The two-to-five-minute songs zipped by Friday night, met with screams from the crowd not unlike the ones elicited by certain bands from the early 60’s caricatured in “That Thing You Do.” The Mañanas, sophisticated in matching black and white formalwear, confidently tore through a repertoire of upbeat rock-n-roll.
The anthem “Don’t Think Your Love Has Given Up,” was a highlight of the 40-minute set.
The track off of 2021’s “Cheers,” is a tune from when The Mañanas was a trio of Unpingco, Pauta and Neoma. That track and others from the band’s prior recordings are included as bonus tracks on “3000,” the band’s full debut released in May.

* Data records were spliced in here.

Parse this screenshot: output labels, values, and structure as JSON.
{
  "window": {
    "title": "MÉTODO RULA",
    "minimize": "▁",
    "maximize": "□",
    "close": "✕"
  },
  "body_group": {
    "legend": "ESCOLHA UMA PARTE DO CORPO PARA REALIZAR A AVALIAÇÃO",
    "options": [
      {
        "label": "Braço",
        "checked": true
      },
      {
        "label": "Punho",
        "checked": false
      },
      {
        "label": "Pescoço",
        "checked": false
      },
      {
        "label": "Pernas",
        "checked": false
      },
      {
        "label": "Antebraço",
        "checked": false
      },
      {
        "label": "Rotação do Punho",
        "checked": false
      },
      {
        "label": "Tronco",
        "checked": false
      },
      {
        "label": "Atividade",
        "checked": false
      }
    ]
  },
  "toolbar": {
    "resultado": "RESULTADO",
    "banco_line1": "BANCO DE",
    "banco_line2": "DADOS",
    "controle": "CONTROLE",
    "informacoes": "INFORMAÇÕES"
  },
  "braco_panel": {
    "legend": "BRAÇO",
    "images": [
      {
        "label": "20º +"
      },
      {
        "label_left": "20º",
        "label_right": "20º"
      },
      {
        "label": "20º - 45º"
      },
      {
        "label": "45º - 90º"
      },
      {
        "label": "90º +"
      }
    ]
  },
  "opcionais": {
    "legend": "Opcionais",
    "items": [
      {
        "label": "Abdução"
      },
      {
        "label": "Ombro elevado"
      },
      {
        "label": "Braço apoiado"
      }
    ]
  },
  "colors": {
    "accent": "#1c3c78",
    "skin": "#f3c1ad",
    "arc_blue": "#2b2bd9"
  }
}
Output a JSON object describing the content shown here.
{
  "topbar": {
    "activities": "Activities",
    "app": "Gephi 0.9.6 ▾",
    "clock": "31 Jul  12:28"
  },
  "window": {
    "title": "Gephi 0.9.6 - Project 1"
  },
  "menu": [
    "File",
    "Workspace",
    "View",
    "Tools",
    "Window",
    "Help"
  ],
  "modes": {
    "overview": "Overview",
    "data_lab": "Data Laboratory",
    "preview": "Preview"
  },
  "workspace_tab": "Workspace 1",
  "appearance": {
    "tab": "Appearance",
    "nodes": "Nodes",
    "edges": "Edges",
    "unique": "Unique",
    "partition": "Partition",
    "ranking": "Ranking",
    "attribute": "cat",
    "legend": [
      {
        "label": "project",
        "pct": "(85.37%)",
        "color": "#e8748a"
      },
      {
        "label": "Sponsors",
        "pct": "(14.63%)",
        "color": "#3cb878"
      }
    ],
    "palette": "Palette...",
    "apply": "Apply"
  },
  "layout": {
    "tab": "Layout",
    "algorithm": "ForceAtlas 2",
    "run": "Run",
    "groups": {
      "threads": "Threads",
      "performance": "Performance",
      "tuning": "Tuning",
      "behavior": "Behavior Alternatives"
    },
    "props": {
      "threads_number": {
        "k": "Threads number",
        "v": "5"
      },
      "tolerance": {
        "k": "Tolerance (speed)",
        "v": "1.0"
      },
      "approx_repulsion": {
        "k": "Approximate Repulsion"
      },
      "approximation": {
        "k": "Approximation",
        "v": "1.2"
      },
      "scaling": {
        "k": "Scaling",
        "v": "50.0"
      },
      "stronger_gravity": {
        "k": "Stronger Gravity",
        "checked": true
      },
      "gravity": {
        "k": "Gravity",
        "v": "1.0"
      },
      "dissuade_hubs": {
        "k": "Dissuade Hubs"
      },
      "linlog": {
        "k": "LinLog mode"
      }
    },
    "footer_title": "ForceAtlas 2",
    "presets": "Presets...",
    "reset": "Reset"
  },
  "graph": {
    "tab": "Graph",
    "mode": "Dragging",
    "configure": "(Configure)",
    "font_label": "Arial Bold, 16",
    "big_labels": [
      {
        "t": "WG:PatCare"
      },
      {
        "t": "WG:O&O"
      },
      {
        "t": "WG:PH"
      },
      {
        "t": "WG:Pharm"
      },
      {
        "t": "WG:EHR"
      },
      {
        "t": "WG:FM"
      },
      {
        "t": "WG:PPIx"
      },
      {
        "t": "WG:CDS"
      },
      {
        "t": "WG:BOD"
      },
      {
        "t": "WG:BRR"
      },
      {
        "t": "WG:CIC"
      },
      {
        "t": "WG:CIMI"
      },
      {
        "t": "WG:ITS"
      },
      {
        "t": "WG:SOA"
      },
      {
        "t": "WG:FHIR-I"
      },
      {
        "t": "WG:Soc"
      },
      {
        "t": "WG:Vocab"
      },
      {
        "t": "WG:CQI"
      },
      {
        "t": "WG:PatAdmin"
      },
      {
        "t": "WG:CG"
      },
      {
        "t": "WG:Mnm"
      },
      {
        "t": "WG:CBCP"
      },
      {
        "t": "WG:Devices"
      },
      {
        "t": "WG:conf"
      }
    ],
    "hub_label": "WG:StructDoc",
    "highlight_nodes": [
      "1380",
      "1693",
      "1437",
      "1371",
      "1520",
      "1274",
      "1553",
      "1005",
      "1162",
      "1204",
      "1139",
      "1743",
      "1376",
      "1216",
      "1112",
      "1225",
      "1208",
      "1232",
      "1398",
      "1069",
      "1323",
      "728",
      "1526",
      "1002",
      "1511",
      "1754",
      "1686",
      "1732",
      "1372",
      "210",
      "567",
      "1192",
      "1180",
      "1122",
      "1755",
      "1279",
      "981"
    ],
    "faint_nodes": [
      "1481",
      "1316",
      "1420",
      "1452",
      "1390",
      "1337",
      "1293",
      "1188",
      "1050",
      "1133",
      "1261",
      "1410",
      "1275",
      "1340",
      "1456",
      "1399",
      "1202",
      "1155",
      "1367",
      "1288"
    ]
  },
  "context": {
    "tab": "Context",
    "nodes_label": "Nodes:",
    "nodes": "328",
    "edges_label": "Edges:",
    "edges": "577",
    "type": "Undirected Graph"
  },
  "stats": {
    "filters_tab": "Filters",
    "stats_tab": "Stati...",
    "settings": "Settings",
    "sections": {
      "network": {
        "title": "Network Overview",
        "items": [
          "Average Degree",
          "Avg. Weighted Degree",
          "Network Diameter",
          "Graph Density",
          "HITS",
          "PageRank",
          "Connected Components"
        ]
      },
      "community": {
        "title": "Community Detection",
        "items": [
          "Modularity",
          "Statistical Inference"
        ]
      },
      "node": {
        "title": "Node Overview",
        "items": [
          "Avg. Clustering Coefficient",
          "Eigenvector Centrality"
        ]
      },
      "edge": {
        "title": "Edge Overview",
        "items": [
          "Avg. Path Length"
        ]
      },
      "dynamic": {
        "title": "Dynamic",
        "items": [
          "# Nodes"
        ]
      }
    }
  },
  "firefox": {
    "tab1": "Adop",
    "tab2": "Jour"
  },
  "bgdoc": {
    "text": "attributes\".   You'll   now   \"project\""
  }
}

The four musicians shared vocal duties Friday and easily tapped into harmonies reminiscent of Beach Boys recordings. The energetic opening set at the Ogden gave The Mañanas audience a slate of ten original songs. After a blistering tear through the rocker “La Plaga” off of “3000,” the band dropped a pair of covers.
Unpingco delivered a version of “Love Potion #9” in Spanish with a timeless swagger that could make you forget how young this local band is.
Pauta, behind his dark sunglasses, shouted a quick three-count and the band dropped into James Brown’s “Get Up (I Feel Like Being a) Sex Machine” next. The party-funk standard was right in The Mañanas wheelhouse. Bassist Naoma bobbed and rocked with the packed front row to round out the set, smiling the whole song.
Most of the songs played Friday night came from “3000,” which was produced by Pauta in Denver. “3000” is available to stream on Spotify and to purchase on CD via The Mañanas.